The Revolution deck of cards contains 12 iconic black change machines.

Johnson hopes the cards will portray blacks in everyday places.

“Show (people) black individuals on these cards,” Johnson said, “and show them that they were powerful individuals and made change happen.”

As with the Revolution Card Deck, Johnson wants all of his creative pursuits to balance culture and identity and change existing perceptions. He says his creations of him should spark conversations and break down barriers.

“I would like to continue to create things that have not been seen and things that challenge culture, challenge acceptance of our culture,” Johnson said.
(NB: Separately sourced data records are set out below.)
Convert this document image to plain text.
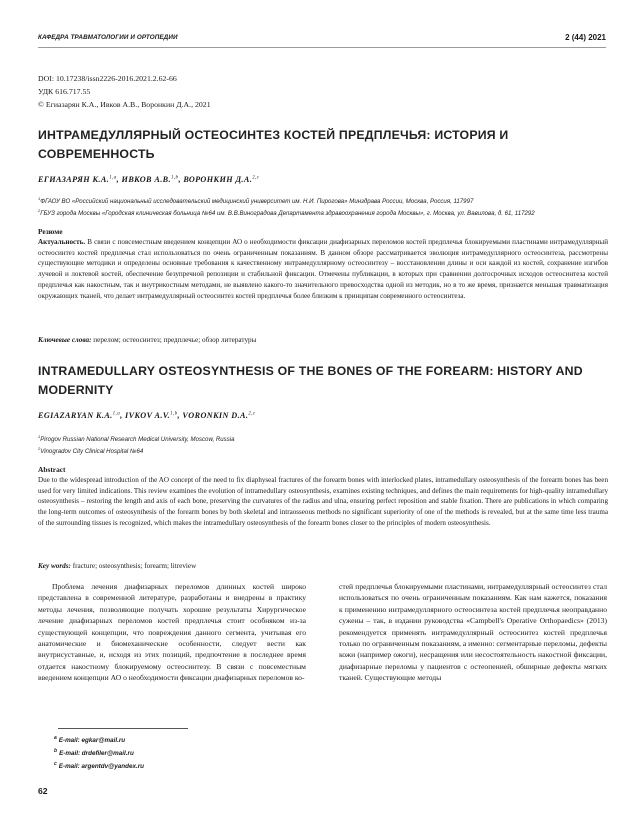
КАФЕДРА ТРАВМАТОЛОГИИ И ОРТОПЕДИИ	2 (44) 2021
DOI: 10.17238/issn2226-2016.2021.2.62-66
УДК 616.717.55
© Егиазарян К.А., Ивков А.В., Воронкин Д.А., 2021
ИНТРАМЕДУЛЛЯРНЫЙ ОСТЕОСИНТЕЗ КОСТЕЙ ПРЕДПЛЕЧЬЯ: ИСТОРИЯ И СОВРЕМЕННОСТЬ
ЕГИАЗАРЯН К.А.$^{1,a}$, ИВКОВ А.В.$^{1,b}$, ВОРОНКИН Д.А.$^{2,c}$
$^1$ФГАОУ ВО «Российский национальный исследовательский медицинский университет им. Н.И. Пирогова» Минздрава России, Москва, Россия, 117997
$^2$ГБУЗ города Москвы «Городская клиническая больница №64 им. В.В.Виноградова Департамента здравоохранения города Москвы», г. Москва, ул. Вавилова, д. 61, 117292
Резюме
Актуальность. В связи с повсеместным введением концепции АО о необходимости фиксации диафизарных переломов костей предплечья блокируемыми пластинами интрамедуллярный остеосинтез костей предплечья стал использоваться по очень ограниченным показаниям. В данном обзоре рассматривается эволюция интрамедуллярного остеосинтеза, рассмотрены существующие методики и определены основные требования к качественному интрамедуллярному остеосинтезу – восстановлении длины и оси каждой из костей, сохранение изгибов лучевой и локтевой костей, обеспечение безупречной репозиции и стабильной фиксации. Отмечены публикации, в которых при сравнении долгосрочных исходов остеосинтеза костей предплечья как накостным, так и внутрикостным методами, не выявлено какого-то значительного превосходства одной из методик, но в то же время, признается меньшая травматизация окружающих тканей, что делает интрамедуллярный остеосинтез костей предплечья более близким к принципам современного остеосинтеза.
Ключевые слова: перелом; остеосинтез; предплечье; обзор литературы
INTRAMEDULLARY OSTEOSYNTHESIS OF THE BONES OF THE FOREARM: HISTORY AND MODERNITY
EGIAZARYAN K.A.$^{1,a}$, IVKOV A.V.$^{1,b}$, VORONKIN D.A.$^{2,c}$
$^1$Pirogov Russian National Research Medical University, Moscow, Russia
$^2$Vinogradov City Clinical Hospital №64
Abstract
Due to the widespread introduction of the AO concept of the need to fix diaphyseal fractures of the forearm bones with interlocked plates, intramedullary osteosynthesis of the forearm bones has been used for very limited indications. This review examines the evolution of intramedullary osteosynthesis, examines existing techniques, and defines the main requirements for high-quality intramedullary osteosynthesis – restoring the length and axis of each bone, preserving the curvatures of the radius and ulna, ensuring perfect reposition and stable fixation. There are publications in which comparing the long-term outcomes of osteosynthesis of the forearm bones by both skeletal and intraosseous methods no significant superiority of one of the methods is revealed, but at the same time less trauma of the surrounding tissues is recognized, which makes the intramedullary osteosynthesis of the forearm bones closer to the principles of modern osteosynthesis.
Key words: fracture; osteosynthesis; forearm; litreview
Проблема лечения диафизарных переломов длинных костей широко представлена в современной литературе, разработаны и внедрены в практику методы лечения, позволяющие получать хорошие результаты Хирургическое лечение диафизарных переломов костей предплечья стоит особняком из-за существующей концепции, что повреждения данного сегмента, учитывая его анатомические и биомеханические особенности, следует вести как внутрисуставные, и, исходя из этих позиций, предпочтение в последнее время отдается накостному блокируемому остеосинтезу. В связи с повсеместным введением концепции АО о необходимости фиксации диафизарных переломов ко-
стей предплечья блокируемыми пластинами, интрамедуллярный остеосинтез стал использоваться по очень ограниченным показаниям. Как нам кажется, показания к применению интрамедуллярного остеосинтеза костей предплечья неоправданно сужены – так, в издании руководства «Campbell's Operative Orthopaedics» (2013) рекомендуется применять интрамедуллярный остеосинтез костей предплечья только по ограниченным показаниям, а именно: сегментарные переломы, дефекты кожи (например ожоги), несращения или несостоятельность накостной фиксации, диафизарные переломы у пациентов с остеопенией, обширные дефекты мягких тканей. Существующие методы
$^a$ E-mail: egkar@mail.ru
$^b$ E-mail: drdefiler@mail.ru
$^c$ E-mail: argentdv@yandex.ru
62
Johnson has faced some discrimination in her camp as a black woman, but says she mostly felt welcome. In difficult times, she reassures herself by being proud of her identity.

“At the end of the day, if you do your best and then own your identity, I feel you can only do great things,” Johnson said.

Johnson is already creating new designs and products to help her and others own their identity. She is revamping her merchandising line as well released a cup that says “Dope, Black and Favored”.

Johnson recently moved to Denver to work with a production company called Fresh Face Media. He is on a mission to add to the Mile High City creative scene. He says it’s nothing like Kansas City.

“The city of Kansas is smaller, but it has a more abundant and simply out of the ordinary creative scene for blacks,” Johnson said. “So I’m definitely trying to tap into what’s here and help elevate it.”